Speaking Two Different Languages
August 30, 2011 by Leave a Comment
On further reflection, I think I figured out why I was saddened by my class yesterday. For those of you who haven’t read my previous post, here it is in a nutshell: when the professor asked a class of twenty-five undergraduates what evangelicalism was, the words that ended up on the board were ones like “extreme” and “pushy,” not “Jesus,” “the Bible,” or “salvation.”
I understand the negative public image of evangelicals, who yes, are often quite pushy and judgmental (believe me, I know it!), but what frustrates me is that I realized in that class that the average person has no real understanding of how the evangelical thinks or understands the world. And upon further reflection I realized that the exact opposite is true: evangelicals have no idea how the average person thinks or understands the world. In a sense, evangelicals and average Americans are speaking two completely different language, and neither can understand the other.
It’s this lack of mutual understanding that makes actual discourse difficult or even impossible and can stymie the political process completely. I get frustrated by the lack of understanding and the amount of miscommunication that occurs – on both sides.

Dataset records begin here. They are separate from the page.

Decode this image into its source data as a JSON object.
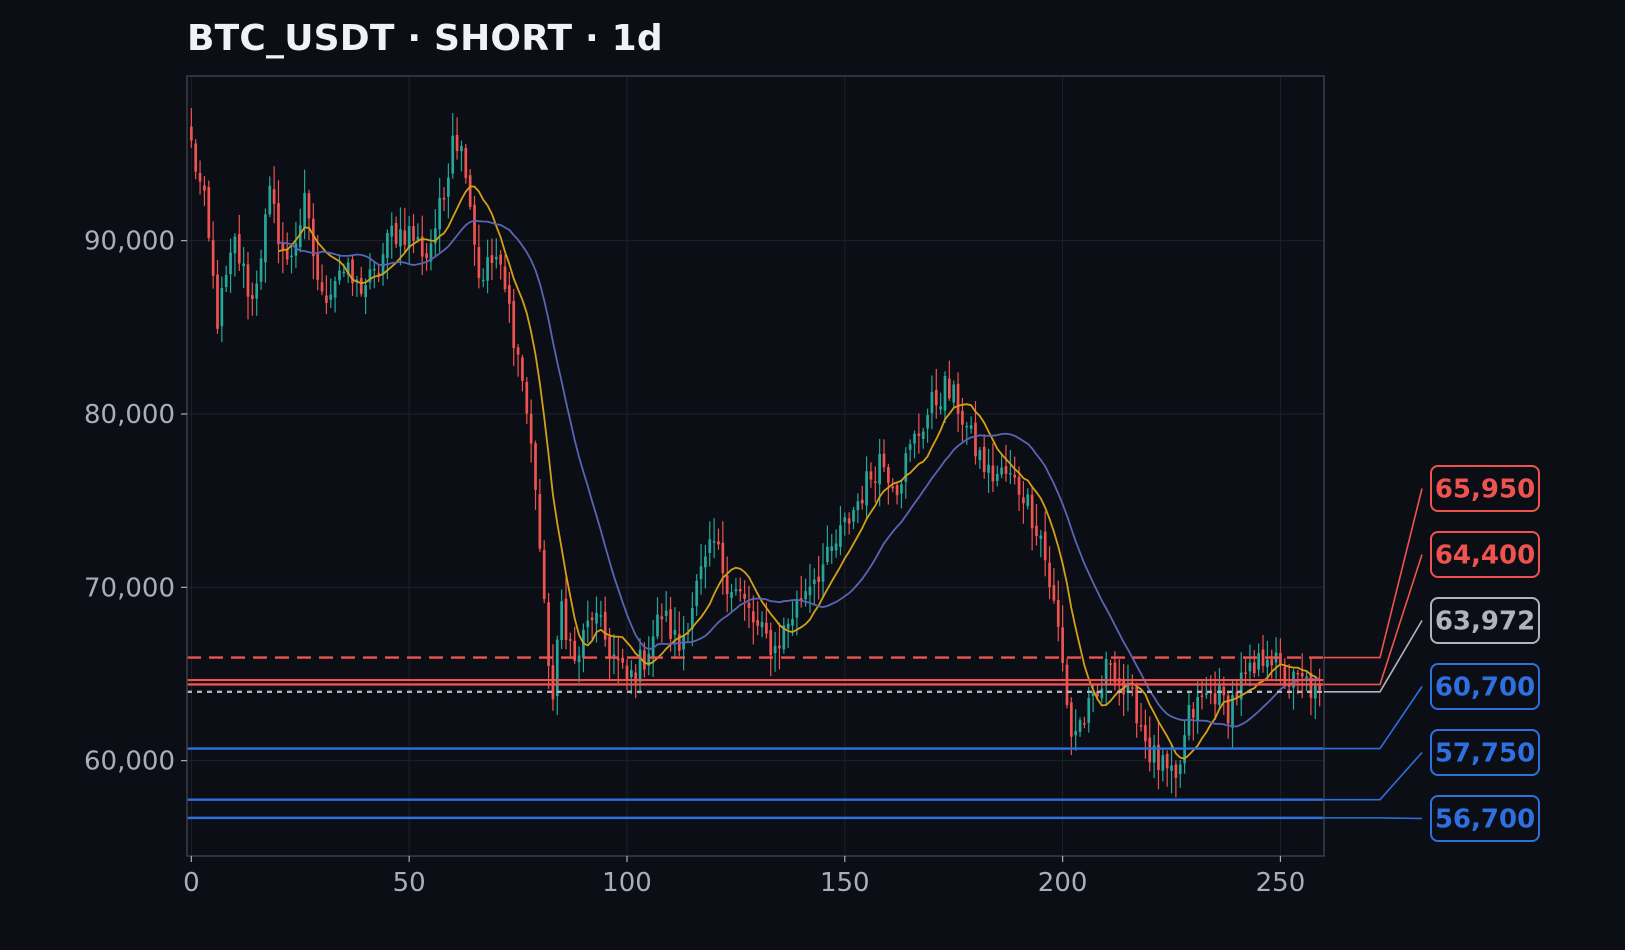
{
  "header": {
    "title": "BTC_USDT · SHORT · 1d"
  },
  "chart_data": {
    "type": "candlestick",
    "title": "BTC_USDT · SHORT · 1d",
    "xlim": [
      -1,
      260
    ],
    "ylim": [
      54500,
      99500
    ],
    "x_ticks": [
      0,
      50,
      100,
      150,
      200,
      250
    ],
    "x_tick_labels": [
      "0",
      "50",
      "100",
      "150",
      "200",
      "250"
    ],
    "y_ticks": [
      60000,
      70000,
      80000,
      90000
    ],
    "y_tick_labels": [
      "60,000",
      "70,000",
      "80,000",
      "90,000"
    ],
    "grid": true,
    "colors": {
      "background": "#0b0e14",
      "panel_border": "#3a3f4a",
      "grid": "#1c212b",
      "tick_text": "#a9afba",
      "up_candle": "#26a69a",
      "down_candle": "#ef5350",
      "ma_fast": "#d4a017",
      "ma_slow": "#5a64b4",
      "red_level": "#ef5350",
      "gray_level": "#b0b4bc",
      "blue_level": "#2f6fe0"
    },
    "close_anchors": [
      [
        0,
        95500
      ],
      [
        3,
        92000
      ],
      [
        6,
        85500
      ],
      [
        10,
        89800
      ],
      [
        14,
        86500
      ],
      [
        18,
        92500
      ],
      [
        22,
        88500
      ],
      [
        26,
        92000
      ],
      [
        30,
        86500
      ],
      [
        34,
        88500
      ],
      [
        38,
        87300
      ],
      [
        42,
        87800
      ],
      [
        46,
        90500
      ],
      [
        50,
        90500
      ],
      [
        54,
        89200
      ],
      [
        58,
        92500
      ],
      [
        60,
        96500
      ],
      [
        63,
        94500
      ],
      [
        66,
        88000
      ],
      [
        70,
        89000
      ],
      [
        73,
        86000
      ],
      [
        76,
        82000
      ],
      [
        79,
        76000
      ],
      [
        81,
        68500
      ],
      [
        83,
        63500
      ],
      [
        85,
        69000
      ],
      [
        88,
        65500
      ],
      [
        92,
        68500
      ],
      [
        96,
        66500
      ],
      [
        100,
        64500
      ],
      [
        104,
        66000
      ],
      [
        108,
        68500
      ],
      [
        112,
        66500
      ],
      [
        116,
        70000
      ],
      [
        120,
        72500
      ],
      [
        123,
        70500
      ],
      [
        126,
        69500
      ],
      [
        130,
        67500
      ],
      [
        134,
        66500
      ],
      [
        138,
        68500
      ],
      [
        142,
        70500
      ],
      [
        146,
        71500
      ],
      [
        150,
        73500
      ],
      [
        154,
        75500
      ],
      [
        158,
        77500
      ],
      [
        162,
        76000
      ],
      [
        166,
        78500
      ],
      [
        170,
        80500
      ],
      [
        173,
        81500
      ],
      [
        176,
        80500
      ],
      [
        179,
        78500
      ],
      [
        183,
        76500
      ],
      [
        187,
        76500
      ],
      [
        191,
        75500
      ],
      [
        195,
        73000
      ],
      [
        199,
        67500
      ],
      [
        202,
        61500
      ],
      [
        205,
        62500
      ],
      [
        208,
        63500
      ],
      [
        211,
        66000
      ],
      [
        214,
        64000
      ],
      [
        217,
        63000
      ],
      [
        220,
        60500
      ],
      [
        223,
        59500
      ],
      [
        226,
        58500
      ],
      [
        229,
        62500
      ],
      [
        232,
        63500
      ],
      [
        235,
        64000
      ],
      [
        238,
        63000
      ],
      [
        241,
        64500
      ],
      [
        244,
        65000
      ],
      [
        247,
        66500
      ],
      [
        250,
        65000
      ],
      [
        253,
        64500
      ],
      [
        256,
        64500
      ],
      [
        259,
        63500
      ]
    ],
    "levels": [
      {
        "value": 65950,
        "label": "65,950",
        "color": "#ef5350",
        "style": "dashed"
      },
      {
        "value": 64400,
        "label": "64,400",
        "color": "#ef5350",
        "style": "solid"
      },
      {
        "value": 63972,
        "label": "63,972",
        "color": "#b0b4bc",
        "style": "dotted"
      },
      {
        "value": 60700,
        "label": "60,700",
        "color": "#2f6fe0",
        "style": "solid"
      },
      {
        "value": 57750,
        "label": "57,750",
        "color": "#2f6fe0",
        "style": "solid"
      },
      {
        "value": 56700,
        "label": "56,700",
        "color": "#2f6fe0",
        "style": "solid"
      }
    ],
    "extra_lines": [
      {
        "value": 64650,
        "color": "#ef5350",
        "style": "solid"
      }
    ],
    "moving_averages": [
      {
        "period": 10,
        "color": "#d4a017"
      },
      {
        "period": 24,
        "color": "#5a64b4"
      }
    ]
  }
}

I am not an evangelical, and I don’t sympathize with evangelical goals at all. However, I am a scholar, an academic, and as such I seek to understand. In another class yesterday a group of graduate students discussed how we deal with people who believed in and supported abominable things in the past, such as slavery or apartheid. The consensus was that we don’t have to agree with our subject’s views to understand why they held them and how they saw the world. The goal should not be to stereotype or condemn, but to understand and empathize, because even historical actors who did or supported horrible things were people, not some sort of inhuman monsters. And it strikes me that when it comes to each other, neither evangelicals or other Americans do that. Instead, both sides stereotype and condemn.
To average people, evangelicals are pushy and judgmental. To evangelicals, average people are selfish and hedonistic. You see what I’m saying?
I disagree with my parents a lot, but at the same time I understand how they see the world and why they do what they do. I get it. I may think they’re wrong and that some of what they do is harmful and that their view of the world doesn’t line up with reality, but at the same time I understand. I’m saddened by it all, and I wish things were different, but I understand. Why? Because, in a sense, I am bilingual.
Unfortunately, my parents don’t understand me. At all. In their eyes, I am following after my own pleasure, trying to drown out the things I hear Jesus and the Holy Spirit telling me through engaging in hedonism. I am selfish, I am rebellious, I am ungodly, I am unhappy. You see, they don’t understand the language I speak or live at all. They are not bilingual.
Instead of stereotypes and judgment, I would like more attempts at understanding, from both sides. We can’t have productive discourse or effective political discussions without being able to speak the other’s language, or to at least understand it. We may still disagree, but at least then we would each understand where the other is coming from. I know that I’m asking the impossible, but then, I’ve always been an idealist.
Or perhaps I should go to Washington and offer my services as a translator.